There was a New York company named Martinson's Coffee (Andy Warhol liked to paint the cans) owned by a man named Joe Martinson. The neighbourhood of the company would be saturated by the aroma of roasting coffee, and coffee therefore became known as 'a cup of Joe'.
It sounds lovely, the thought of waking every morning to the smell of newly-roasted coffee beans, but actually it's not. Take a trip through a town with a company that roasts coffee - for example Karlstad in Sweden - and you'll understand. If the neighbourhood said anything they likely said 'a smell of Joe' and meant it in a negative way.

How drunk do you have to be to mispronounce Java?

'Joe' is a derivation of 'Java'. Java itself became a popular American nickname for coffee in the 19th Century when the island of Java in Indonesia was a major source of the world's coffee.

Old Black Joe

Yet another theory connects 'a cup of Joe' to the song 'Old Black Joe', written by Stephen Collins Foster (author of 'Oh! Susannah' and 'Camptown Races') in 1860. Of course, if you read the lyrics you'll find they have nothing to do with coffee:

Gone are the days when my heart was young and gay,
Gone are my friends from the cotton fields away,
Gone from the earth to a better land I know,
I hear their gentle voices calling Old Black Joe.

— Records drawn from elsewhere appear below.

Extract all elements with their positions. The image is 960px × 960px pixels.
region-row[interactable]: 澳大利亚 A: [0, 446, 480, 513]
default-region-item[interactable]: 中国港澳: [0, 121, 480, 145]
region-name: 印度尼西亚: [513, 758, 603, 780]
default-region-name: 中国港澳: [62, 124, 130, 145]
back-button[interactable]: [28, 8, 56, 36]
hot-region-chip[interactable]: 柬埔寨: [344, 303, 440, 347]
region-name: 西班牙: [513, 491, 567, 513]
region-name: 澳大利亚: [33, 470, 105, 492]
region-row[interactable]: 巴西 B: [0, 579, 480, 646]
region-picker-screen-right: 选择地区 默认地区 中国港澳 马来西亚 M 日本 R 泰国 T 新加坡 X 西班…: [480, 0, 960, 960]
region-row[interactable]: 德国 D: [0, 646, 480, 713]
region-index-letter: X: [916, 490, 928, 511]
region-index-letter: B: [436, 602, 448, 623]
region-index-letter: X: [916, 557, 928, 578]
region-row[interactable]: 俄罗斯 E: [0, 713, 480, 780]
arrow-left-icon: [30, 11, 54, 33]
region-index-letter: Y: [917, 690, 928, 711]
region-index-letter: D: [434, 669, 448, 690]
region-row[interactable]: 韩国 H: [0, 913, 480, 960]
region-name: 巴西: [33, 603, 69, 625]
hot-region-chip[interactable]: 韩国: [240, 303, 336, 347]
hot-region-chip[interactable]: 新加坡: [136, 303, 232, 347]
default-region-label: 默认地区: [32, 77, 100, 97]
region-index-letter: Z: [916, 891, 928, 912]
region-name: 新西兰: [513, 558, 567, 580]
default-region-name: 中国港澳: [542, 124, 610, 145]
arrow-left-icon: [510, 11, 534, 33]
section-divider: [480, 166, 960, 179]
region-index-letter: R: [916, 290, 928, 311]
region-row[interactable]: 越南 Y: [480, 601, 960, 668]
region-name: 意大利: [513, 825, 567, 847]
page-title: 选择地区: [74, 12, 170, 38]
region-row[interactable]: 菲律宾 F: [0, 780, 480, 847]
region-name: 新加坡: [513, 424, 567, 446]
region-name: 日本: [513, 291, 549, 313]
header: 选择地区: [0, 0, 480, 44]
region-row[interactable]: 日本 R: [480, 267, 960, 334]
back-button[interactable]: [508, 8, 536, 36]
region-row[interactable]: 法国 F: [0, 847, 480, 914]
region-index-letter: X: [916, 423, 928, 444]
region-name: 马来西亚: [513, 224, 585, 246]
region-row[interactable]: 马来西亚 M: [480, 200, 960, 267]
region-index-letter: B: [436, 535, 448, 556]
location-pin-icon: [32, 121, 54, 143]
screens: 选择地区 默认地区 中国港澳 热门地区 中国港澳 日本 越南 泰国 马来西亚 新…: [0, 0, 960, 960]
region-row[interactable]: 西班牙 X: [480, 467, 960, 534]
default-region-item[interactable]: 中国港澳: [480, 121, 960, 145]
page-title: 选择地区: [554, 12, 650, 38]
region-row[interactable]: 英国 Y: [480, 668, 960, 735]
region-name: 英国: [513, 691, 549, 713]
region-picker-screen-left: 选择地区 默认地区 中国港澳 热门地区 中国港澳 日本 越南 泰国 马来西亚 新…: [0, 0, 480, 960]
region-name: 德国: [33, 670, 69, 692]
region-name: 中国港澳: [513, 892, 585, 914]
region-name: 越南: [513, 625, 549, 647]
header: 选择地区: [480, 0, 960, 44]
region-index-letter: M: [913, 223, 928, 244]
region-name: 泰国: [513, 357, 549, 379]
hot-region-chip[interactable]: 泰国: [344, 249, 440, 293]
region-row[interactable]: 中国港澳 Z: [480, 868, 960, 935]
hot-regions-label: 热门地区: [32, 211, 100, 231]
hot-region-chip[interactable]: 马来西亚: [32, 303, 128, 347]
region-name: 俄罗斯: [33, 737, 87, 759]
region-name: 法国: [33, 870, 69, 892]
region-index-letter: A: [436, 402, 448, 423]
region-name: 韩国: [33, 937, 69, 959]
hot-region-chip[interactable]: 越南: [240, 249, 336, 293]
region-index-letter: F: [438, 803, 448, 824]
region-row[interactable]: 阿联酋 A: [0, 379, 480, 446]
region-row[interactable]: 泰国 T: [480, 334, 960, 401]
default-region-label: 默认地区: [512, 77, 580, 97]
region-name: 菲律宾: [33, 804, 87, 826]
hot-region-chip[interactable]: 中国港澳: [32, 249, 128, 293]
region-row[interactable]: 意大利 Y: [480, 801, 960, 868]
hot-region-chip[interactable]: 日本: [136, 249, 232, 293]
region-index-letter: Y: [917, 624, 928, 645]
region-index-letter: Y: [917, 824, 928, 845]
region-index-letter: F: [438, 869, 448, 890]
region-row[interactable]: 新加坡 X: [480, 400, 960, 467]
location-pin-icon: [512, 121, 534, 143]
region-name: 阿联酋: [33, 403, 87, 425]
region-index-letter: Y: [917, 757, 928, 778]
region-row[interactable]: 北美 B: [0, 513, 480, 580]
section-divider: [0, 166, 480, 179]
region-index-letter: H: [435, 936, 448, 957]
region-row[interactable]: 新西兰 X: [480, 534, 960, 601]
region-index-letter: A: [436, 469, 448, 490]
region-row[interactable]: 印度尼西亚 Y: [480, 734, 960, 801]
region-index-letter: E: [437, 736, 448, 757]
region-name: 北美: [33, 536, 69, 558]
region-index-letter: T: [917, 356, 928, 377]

I'm coming, I'm coming, for my head is bending low,
I hear their gentle voices calling Old Black Joe.
Why do I weep, when my heart should feel no pain,
Why do I sigh that my friends come not again?
Grieving for forms now departed long ago.
I hear their gentle voices calling Old Black Joe.

Where are the hearts once so happy and so free?
The children so dear that I held upon my knee?
Gone to the shore where my soul has longed to go,
I hear their gentle voices calling Old Black Joe.

So Which Is Correct?

The most prevalent theory of the origin of 'a cup of Joe' is the one that concerns Josephus Daniels. It's the one you'll hear on the History Channel (if you're in North America) and is the one you'll find in columns exploring the origins of words and phrases. It's widely repeated on the Internet (often word by word as if people were copying and pasting).